Well, it didn’t go too well for them. Admittedly, they made it into the Grand Final so it wasn’t a disaster, however, when a North American team makes their way to an European tournament, they expect to win the whole thing. Of course, I could be wrong, but I don’t think that it’s the case here. You could also say, that when a team enters any tournament at all, the players and their staff should expect to win it, for what’s the point of competing if you don’t? That would be true too.
Still, the fact of the matter is that Virtus.pro stopped Cloud9 in their tracks, winning the Grand Final 2-0, and taking the $50k prize back to Poland. The first map to be played was Train. It’s fair enough to say that Cloud9 aren’t bad on this map, however, against Virtus.pro, they were Jon Snow. They knew nothing. At least for the first half of the match, which ended with the Americans being down 9 points, 12-3. They tried to catch up in the second, however, coming back with a 9 point deficit is a tall order for anyone. There’s no shame in failing to do it, the first map ended with Virtus.pro victorious, 16-9.
The second map to be played, Cobblestone, was picked by Cloud9. They proved themselves superior in the first half, winning it 9-6, however, Virtus.pro weren’t about to give up.

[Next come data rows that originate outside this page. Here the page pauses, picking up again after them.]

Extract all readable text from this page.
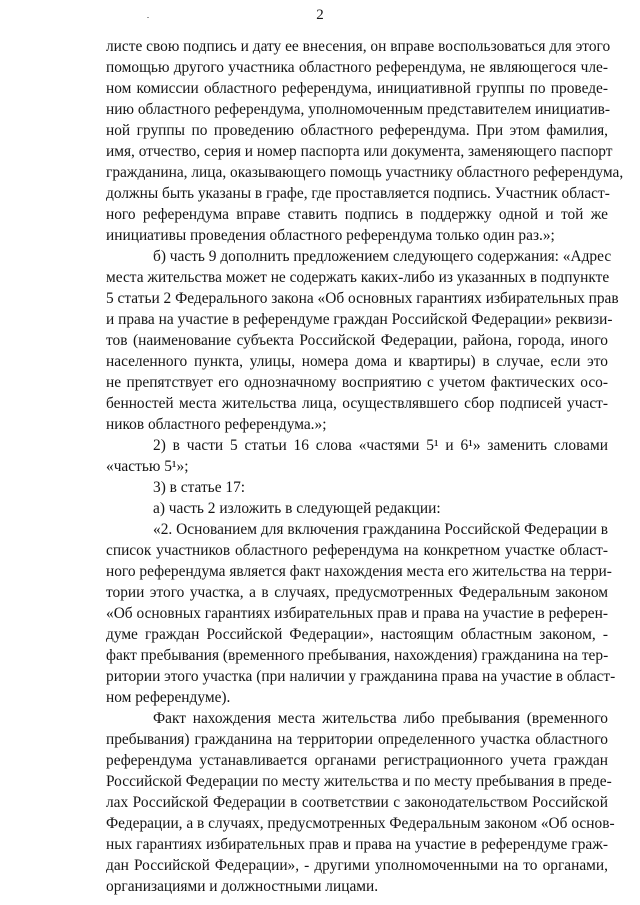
2
листе свою подпись и дату ее внесения, он вправе воспользоваться для этого
помощью другого участника областного референдума, не являющегося чле-
ном комиссии областного референдума, инициативной группы по проведе-
нию областного референдума, уполномоченным представителем инициатив-
ной группы по проведению областного референдума. При этом фамилия,
имя, отчество, серия и номер паспорта или документа, заменяющего паспорт
гражданина, лица, оказывающего помощь участнику областного референдума,
должны быть указаны в графе, где проставляется подпись. Участник област-
ного референдума вправе ставить подпись в поддержку одной и той же
инициативы проведения областного референдума только один раз.»;
б) часть 9 дополнить предложением следующего содержания: «Адрес
места жительства может не содержать каких-либо из указанных в подпункте
5 статьи 2 Федерального закона «Об основных гарантиях избирательных прав
и права на участие в референдуме граждан Российской Федерации» реквизи-
тов (наименование субъекта Российской Федерации, района, города, иного
населенного пункта, улицы, номера дома и квартиры) в случае, если это
не препятствует его однозначному восприятию с учетом фактических осо-
бенностей места жительства лица, осуществлявшего сбор подписей участ-
ников областного референдума.»;
2) в части 5 статьи 16 слова «частями 5¹ и 6¹» заменить словами
«частью 5¹»;
3) в статье 17:
а) часть 2 изложить в следующей редакции:
«2. Основанием для включения гражданина Российской Федерации в
список участников областного референдума на конкретном участке област-
ного референдума является факт нахождения места его жительства на терри-
тории этого участка, а в случаях, предусмотренных Федеральным законом
«Об основных гарантиях избирательных прав и права на участие в референ-
думе граждан Российской Федерации», настоящим областным законом, -
факт пребывания (временного пребывания, нахождения) гражданина на тер-
ритории этого участка (при наличии у гражданина права на участие в област-
ном референдуме).
Факт нахождения места жительства либо пребывания (временного
пребывания) гражданина на территории определенного участка областного
референдума устанавливается органами регистрационного учета граждан
Российской Федерации по месту жительства и по месту пребывания в преде-
лах Российской Федерации в соответствии с законодательством Российской
Федерации, а в случаях, предусмотренных Федеральным законом «Об основ-
ных гарантиях избирательных прав и права на участие в референдуме граж-
дан Российской Федерации», - другими уполномоченными на то органами,
организациями и должностными лицами.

Just like C9 tried to in Game 1, Virtus.pro mounted a comeback attempt. Granted, their situation was much better, with only 3 points down instead of 9, however, they won round after round, shrinking the lead, tieing up the score, taking the upper hand. In fact, after the first half was over, C9 didn’t win a single round, the match ended with a score of 16-9 in favor of the Polish team. If you paid attention, you might notice that Virtus.pro went on a ten round winning sreak, which is only a little bit less demanding than what C9 had to do in Map One in order to win. Losing to a major comeback while you had the chance but failed to do the same must have hurt.
Whatever the case may be, the fact of the matter is that several Virtus.pro players went off in this tournament. The first among them was Paweł "byali" Bieliński with his 1.26 HLTV rating, supported by Filip “NEO” Kubski with 1.22 and Wiktor “TaZ” Wojtas with 1.16. Granted, that’s not the rating which would imply some 1v9-like carry performances, but still, it’s certainly impressive.